Diversification is working again | Weekly Market Update

7 June, 2024

Of course, if I knew the best performing market over the next 10 years I would simply buy that and  both our clients and I would be happy. It is the fact that you do not know the best performing market that pushes you into diversification. If you are properly diversified you will at least own some of the best performers (and you will also own some of the worst of course). The job of an investment manager is then to handicap these bets to make sure you own more of the good stuff and less of the bad.
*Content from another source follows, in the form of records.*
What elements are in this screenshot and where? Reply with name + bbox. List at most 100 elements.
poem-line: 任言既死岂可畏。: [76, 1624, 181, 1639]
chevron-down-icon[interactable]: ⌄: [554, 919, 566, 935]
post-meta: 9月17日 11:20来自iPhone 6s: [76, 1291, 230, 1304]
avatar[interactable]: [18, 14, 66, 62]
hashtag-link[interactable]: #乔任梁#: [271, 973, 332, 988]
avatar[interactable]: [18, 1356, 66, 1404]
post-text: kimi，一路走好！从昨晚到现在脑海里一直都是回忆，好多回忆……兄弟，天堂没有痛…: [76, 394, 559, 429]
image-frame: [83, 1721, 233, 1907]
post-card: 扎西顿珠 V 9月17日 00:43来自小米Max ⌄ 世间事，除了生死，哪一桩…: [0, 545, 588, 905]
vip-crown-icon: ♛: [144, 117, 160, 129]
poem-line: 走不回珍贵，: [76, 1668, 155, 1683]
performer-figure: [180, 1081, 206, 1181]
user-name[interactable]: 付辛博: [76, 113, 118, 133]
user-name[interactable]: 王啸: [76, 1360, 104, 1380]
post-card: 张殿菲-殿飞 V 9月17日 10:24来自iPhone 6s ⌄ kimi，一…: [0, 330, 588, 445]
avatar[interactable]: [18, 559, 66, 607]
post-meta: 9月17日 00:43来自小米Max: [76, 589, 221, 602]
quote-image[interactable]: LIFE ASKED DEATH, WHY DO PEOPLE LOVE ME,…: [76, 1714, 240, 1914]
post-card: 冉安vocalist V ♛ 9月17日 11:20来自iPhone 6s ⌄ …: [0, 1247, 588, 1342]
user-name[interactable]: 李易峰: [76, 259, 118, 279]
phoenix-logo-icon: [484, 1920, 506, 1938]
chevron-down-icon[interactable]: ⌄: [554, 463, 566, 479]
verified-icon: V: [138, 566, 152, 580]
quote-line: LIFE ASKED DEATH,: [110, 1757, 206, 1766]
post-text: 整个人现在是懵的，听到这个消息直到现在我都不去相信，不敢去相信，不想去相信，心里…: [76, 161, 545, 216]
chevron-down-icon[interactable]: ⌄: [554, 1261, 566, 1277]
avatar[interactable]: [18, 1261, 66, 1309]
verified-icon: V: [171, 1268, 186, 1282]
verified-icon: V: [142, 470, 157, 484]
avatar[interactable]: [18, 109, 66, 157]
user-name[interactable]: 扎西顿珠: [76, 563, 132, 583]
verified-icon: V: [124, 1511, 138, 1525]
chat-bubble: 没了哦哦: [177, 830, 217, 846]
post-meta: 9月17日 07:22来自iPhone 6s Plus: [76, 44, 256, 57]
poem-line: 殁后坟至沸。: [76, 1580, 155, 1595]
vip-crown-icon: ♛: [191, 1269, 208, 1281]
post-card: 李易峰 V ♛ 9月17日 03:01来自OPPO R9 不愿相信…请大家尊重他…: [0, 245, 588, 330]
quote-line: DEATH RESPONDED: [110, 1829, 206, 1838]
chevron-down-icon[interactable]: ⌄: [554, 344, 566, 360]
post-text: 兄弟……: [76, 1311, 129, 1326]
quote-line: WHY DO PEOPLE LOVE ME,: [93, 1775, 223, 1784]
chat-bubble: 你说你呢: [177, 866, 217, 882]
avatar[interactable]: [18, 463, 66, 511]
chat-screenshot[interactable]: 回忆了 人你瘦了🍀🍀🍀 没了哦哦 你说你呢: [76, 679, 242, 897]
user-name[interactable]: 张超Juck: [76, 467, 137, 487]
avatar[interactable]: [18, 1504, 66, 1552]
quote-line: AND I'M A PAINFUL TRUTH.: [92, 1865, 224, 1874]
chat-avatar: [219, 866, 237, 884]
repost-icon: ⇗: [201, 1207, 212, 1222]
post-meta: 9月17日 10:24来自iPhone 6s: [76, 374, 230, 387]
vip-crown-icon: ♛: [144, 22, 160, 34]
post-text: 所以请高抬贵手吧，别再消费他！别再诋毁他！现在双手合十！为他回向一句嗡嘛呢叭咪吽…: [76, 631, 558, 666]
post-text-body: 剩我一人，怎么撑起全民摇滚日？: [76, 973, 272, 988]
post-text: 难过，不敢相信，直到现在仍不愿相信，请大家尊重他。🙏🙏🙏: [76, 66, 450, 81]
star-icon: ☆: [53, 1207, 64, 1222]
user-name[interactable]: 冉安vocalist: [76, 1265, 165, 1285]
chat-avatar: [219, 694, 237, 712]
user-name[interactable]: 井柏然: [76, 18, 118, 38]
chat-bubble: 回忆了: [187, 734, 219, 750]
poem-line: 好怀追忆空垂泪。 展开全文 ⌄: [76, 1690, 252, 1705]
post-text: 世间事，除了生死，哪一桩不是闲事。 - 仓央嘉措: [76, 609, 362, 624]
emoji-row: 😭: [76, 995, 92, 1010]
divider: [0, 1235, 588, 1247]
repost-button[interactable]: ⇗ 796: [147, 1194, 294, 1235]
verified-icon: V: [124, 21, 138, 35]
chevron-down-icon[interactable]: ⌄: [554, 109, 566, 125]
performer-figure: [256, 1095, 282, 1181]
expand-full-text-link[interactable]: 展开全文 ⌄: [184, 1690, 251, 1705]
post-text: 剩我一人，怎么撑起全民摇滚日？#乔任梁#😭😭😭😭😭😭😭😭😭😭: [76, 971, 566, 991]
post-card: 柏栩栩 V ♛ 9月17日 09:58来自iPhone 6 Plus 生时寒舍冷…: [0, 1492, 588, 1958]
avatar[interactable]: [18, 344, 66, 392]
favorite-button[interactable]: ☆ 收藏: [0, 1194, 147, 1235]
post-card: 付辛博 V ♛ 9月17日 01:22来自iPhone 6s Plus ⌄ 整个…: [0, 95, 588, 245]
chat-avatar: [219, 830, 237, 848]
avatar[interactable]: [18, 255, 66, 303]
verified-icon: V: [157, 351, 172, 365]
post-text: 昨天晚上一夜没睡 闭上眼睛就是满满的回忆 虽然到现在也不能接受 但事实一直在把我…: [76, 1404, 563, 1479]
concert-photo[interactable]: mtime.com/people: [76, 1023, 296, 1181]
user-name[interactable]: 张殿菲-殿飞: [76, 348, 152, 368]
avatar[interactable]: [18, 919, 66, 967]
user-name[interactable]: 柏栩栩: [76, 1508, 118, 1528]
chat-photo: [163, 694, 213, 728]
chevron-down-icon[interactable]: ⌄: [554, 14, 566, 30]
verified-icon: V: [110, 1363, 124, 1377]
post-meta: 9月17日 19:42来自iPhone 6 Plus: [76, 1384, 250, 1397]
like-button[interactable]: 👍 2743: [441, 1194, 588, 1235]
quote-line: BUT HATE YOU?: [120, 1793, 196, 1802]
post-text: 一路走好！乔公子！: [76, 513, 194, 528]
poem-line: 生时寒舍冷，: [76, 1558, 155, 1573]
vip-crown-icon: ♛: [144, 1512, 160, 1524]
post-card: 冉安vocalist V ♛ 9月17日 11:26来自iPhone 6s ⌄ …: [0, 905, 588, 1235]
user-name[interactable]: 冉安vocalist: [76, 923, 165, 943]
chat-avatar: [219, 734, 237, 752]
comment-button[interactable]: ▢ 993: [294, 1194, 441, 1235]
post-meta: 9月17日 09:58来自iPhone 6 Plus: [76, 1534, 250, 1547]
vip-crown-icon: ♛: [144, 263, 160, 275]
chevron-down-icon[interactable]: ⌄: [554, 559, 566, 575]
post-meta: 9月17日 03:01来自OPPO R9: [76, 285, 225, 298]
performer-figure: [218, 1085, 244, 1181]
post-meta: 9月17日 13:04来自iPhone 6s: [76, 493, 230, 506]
We have two broad handicaps on at the moment. The first is we are very reluctant to stand in the way of the US technology juggernauts, so we make sure we have a decent allocation to them. The second is that we are struck (and have been for a while) by just how cheap some of the unloved markets have become (especially the UK, and parts of Europe and the emerging markets). This gives us a barbell of high-quality technology driven winners and some deep value opportunities. To illustrate that barbell here (via Goldman Sachs) are where major markets are currently trading compared to their 20 year averages:


The US is priced like it will continue

Diversification means we own a little bit of all these markets. The barbell comes from the fact we try and be overweight the far left and far right parts of it.

A couple of observations here: the first is you can see the bet the market is making that AI will continue to see the US accelerate away from the rest of the world. The US is not just more expensive than everywhere else, but it is quite a bit more expensive than its own 20 year price range. The attraction of balancing this exposure with much cheaper European and Emerging Market stocks looks particularly acute to us today.

The other point worth making is that so far in 2024 this sort of diversification has paid off. Here are 2024 YTD returns:


Diversification has paid off so far this year


You’ll see that European banks (a classic deep value play) have managed to out-perform the Magnificent 7 large US technology stocks so far this year. And that out-performance has in fact been running for a while now. Here is relative performance for European Banks vs US large cap technology since the end of 2020:


European banks - the ultimate value play


At some point, valuations fall enough that if things just don’t get worse you can generate some healthy returns. It looks like the UK and Europe may just have got there. Diversification had a pretty tough run in the 2010s. You should have just owned the US or, even better, the technology heavy Nasdaq. I take some comfort from the fact that for the last few years it looks to be working better.



Chris Brown, CIO

The value of investments may fall as well as rise and you may not get back all capital invested. Past Performance is not a guide to future performance and should not be relied upon. Nothing in this market commentary should be read as or constitutes investment advice.